For the task of word-breaking, many different approaches exist. Today we're writing about a purely data-driven approach, and it's actually quite straightforward — all we do is a consider every character boundary as a potential for a word boundary, and compare the relative joint probabilities, with no insertion penalty applied. A data-driven approach is great because all you need is data, and you're covered: all languages, slang, neologisms and so forth.
The one tricky business with the algorithm as outlined above is that it can be computationally expensive, especially if the pre-word-broken string is long. But with reasonably aggressive pruning, a breadth-first-search is actually quite usable. The coding is nevertheless tedious, so we've prepared two modes by which you can experiment with word-breaking: an interactive Silverlight application, and a REST service. Official write-up is here.

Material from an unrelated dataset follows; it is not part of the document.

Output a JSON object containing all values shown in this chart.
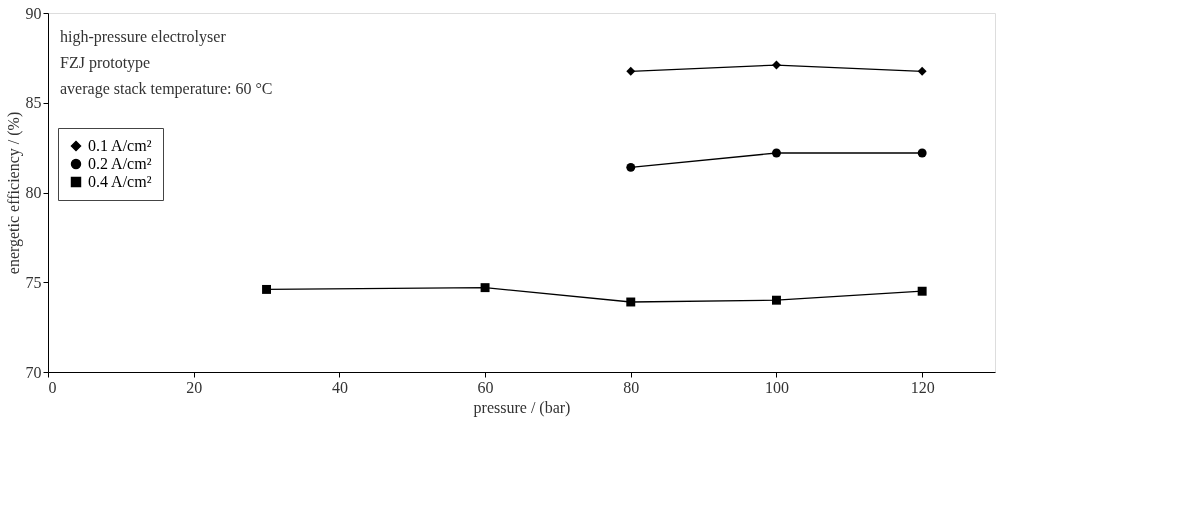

Shown here is a capture from the WordBreaker4Web app, breaking the title of this post:
So what are some applications for such a service? One obvious example is URL or filename breaking. In the case of a domain names, spaces are not permitted so unless you want to substitute hyphens, you're only choice is to string the words together. This leads to rather long domain names such as this [N.B. examples are random, not intended as an endorsement]: insearchoftheworldsmostbeautifulwoman . Or perhaps this Internet meme: penisland, meant to be parsed as pen island, not some other way. As for filename breaking, omission of space characters is still quite prevalent, as you're surely aware.

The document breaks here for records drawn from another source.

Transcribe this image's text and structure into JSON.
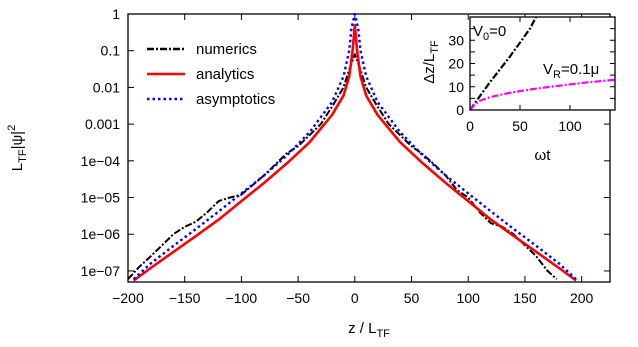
{
  "chart_data": [
    {
      "type": "line",
      "xlabel": "z / L",
      "xlabel_sub": "TF",
      "ylabel": "L",
      "ylabel_sub": "TF",
      "ylabel_rest": "|ψ|",
      "ylabel_sup": "2",
      "y_scale": "log",
      "xlim": [
        -200,
        225
      ],
      "ylim": [
        5e-08,
        1
      ],
      "x_ticks": [
        -200,
        -150,
        -100,
        -50,
        0,
        50,
        100,
        150,
        200
      ],
      "x_tick_labels": [
        "−200",
        "−150",
        "−100",
        "−50",
        "0",
        "50",
        "100",
        "150",
        "200"
      ],
      "y_ticks": [
        1e-07,
        1e-06,
        1e-05,
        0.0001,
        0.001,
        0.01,
        0.1,
        1
      ],
      "y_tick_labels": [
        "1e−07",
        "1e−06",
        "1e−05",
        "1e−04",
        "0.001",
        "0.01",
        "0.1",
        "1"
      ],
      "legend_position": "top-left",
      "series": [
        {
          "name": "numerics",
          "color": "#000000",
          "style": "dash-dot",
          "x": [
            -200,
            -190,
            -180,
            -170,
            -160,
            -150,
            -140,
            -130,
            -120,
            -110,
            -100,
            -90,
            -80,
            -70,
            -60,
            -50,
            -40,
            -30,
            -20,
            -10,
            -5,
            0,
            5,
            10,
            20,
            30,
            40,
            50,
            60,
            70,
            80,
            90,
            100,
            110,
            120,
            130,
            140,
            150,
            160,
            170,
            178
          ],
          "y": [
            6e-08,
            1.3e-07,
            2.5e-07,
            5e-07,
            1e-06,
            1.6e-06,
            2.2e-06,
            4e-06,
            8e-06,
            1e-05,
            1.2e-05,
            2.2e-05,
            4e-05,
            8e-05,
            0.00016,
            0.00025,
            0.0005,
            0.001,
            0.003,
            0.01,
            0.03,
            0.08,
            0.03,
            0.01,
            0.003,
            0.001,
            0.0005,
            0.00025,
            0.00015,
            8e-05,
            4e-05,
            1.6e-05,
            1e-05,
            4e-06,
            2e-06,
            1.6e-06,
            1e-06,
            5e-07,
            2.5e-07,
            1e-07,
            6e-08
          ]
        },
        {
          "name": "analytics",
          "color": "#ff0000",
          "style": "solid",
          "x": [
            -195,
            -180,
            -160,
            -140,
            -120,
            -100,
            -80,
            -60,
            -40,
            -20,
            -10,
            -5,
            -2,
            0,
            2,
            5,
            10,
            20,
            40,
            60,
            80,
            100,
            120,
            140,
            160,
            180,
            195
          ],
          "y": [
            5.5e-08,
            1.2e-07,
            3.3e-07,
            9e-07,
            2.5e-06,
            8e-06,
            2.5e-05,
            8.5e-05,
            0.00032,
            0.0018,
            0.006,
            0.02,
            0.1,
            0.5,
            0.1,
            0.02,
            0.006,
            0.0018,
            0.00032,
            8.5e-05,
            2.5e-05,
            8e-06,
            2.5e-06,
            9e-07,
            3.3e-07,
            1.2e-07,
            5.5e-08
          ]
        },
        {
          "name": "asymptotics",
          "color": "#0000ff",
          "style": "dotted",
          "x": [
            -195,
            -180,
            -160,
            -140,
            -120,
            -100,
            -80,
            -60,
            -40,
            -20,
            -10,
            -5,
            -3,
            0,
            3,
            5,
            10,
            20,
            40,
            60,
            80,
            100,
            120,
            140,
            160,
            180,
            195
          ],
          "y": [
            6e-08,
            1.6e-07,
            4.8e-07,
            1.4e-06,
            4.2e-06,
            1.3e-05,
            4e-05,
            0.00014,
            0.0006,
            0.004,
            0.02,
            0.1,
            0.4,
            1,
            0.4,
            0.1,
            0.02,
            0.004,
            0.0006,
            0.00014,
            4e-05,
            1.3e-05,
            4.2e-06,
            1.4e-06,
            4.8e-07,
            1.6e-07,
            6e-08
          ]
        }
      ]
    },
    {
      "type": "line",
      "inset": true,
      "xlabel": "ωt",
      "ylabel": "Δz/L",
      "ylabel_sub": "TF",
      "xlim": [
        0,
        145
      ],
      "ylim": [
        0,
        40
      ],
      "x_ticks": [
        0,
        50,
        100
      ],
      "y_ticks": [
        0,
        5,
        10,
        15,
        20,
        25,
        30,
        35
      ],
      "annotations": [
        {
          "text": "V",
          "sub": "0",
          "rest": "=0"
        },
        {
          "text": "V",
          "sub": "R",
          "rest": "=0.1μ"
        }
      ],
      "series": [
        {
          "label": "V0=0",
          "color": "#000000",
          "style": "dash-dot",
          "x": [
            0,
            10,
            20,
            30,
            40,
            50,
            60,
            66
          ],
          "y": [
            0,
            6,
            12,
            17.5,
            23,
            29,
            35,
            40
          ]
        },
        {
          "label": "VR=0.1μ",
          "color": "#ff00ff",
          "style": "dash-dot",
          "x": [
            0,
            5,
            10,
            20,
            30,
            40,
            60,
            80,
            100,
            120,
            145
          ],
          "y": [
            0,
            2.5,
            4,
            5.5,
            6.5,
            7.4,
            8.8,
            10,
            11,
            12,
            13
          ]
        }
      ]
    }
  ]
}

Other applications exist, too. Hash tags, seen throughout the Internet and quite prominently on Twitter (where we also are, by the way), are by nature words strung together with spaces removed. Here's an example, picking one of the trending terms at random:
For those with sharp eyes will note that the REST service shown above doesn't provide a means to specify a language model. This is because we built an artificial model based on ‘bing-title:apr10:2’ (that's right – bigram) with the n-grams drastically pruned for faster performance at the expense of accuracy. It nevertheless does a fairly decent job. Compare the speed between the REST service and the Silverlight demo app and the effect of the shrunk datset becomes quite obvious.
Does your Department of Licensing word break? Some of you may recall the news about a particular plate getting rejected in Colorado:
So we think it was about 30x more likely that they loved bean curds. But who knows.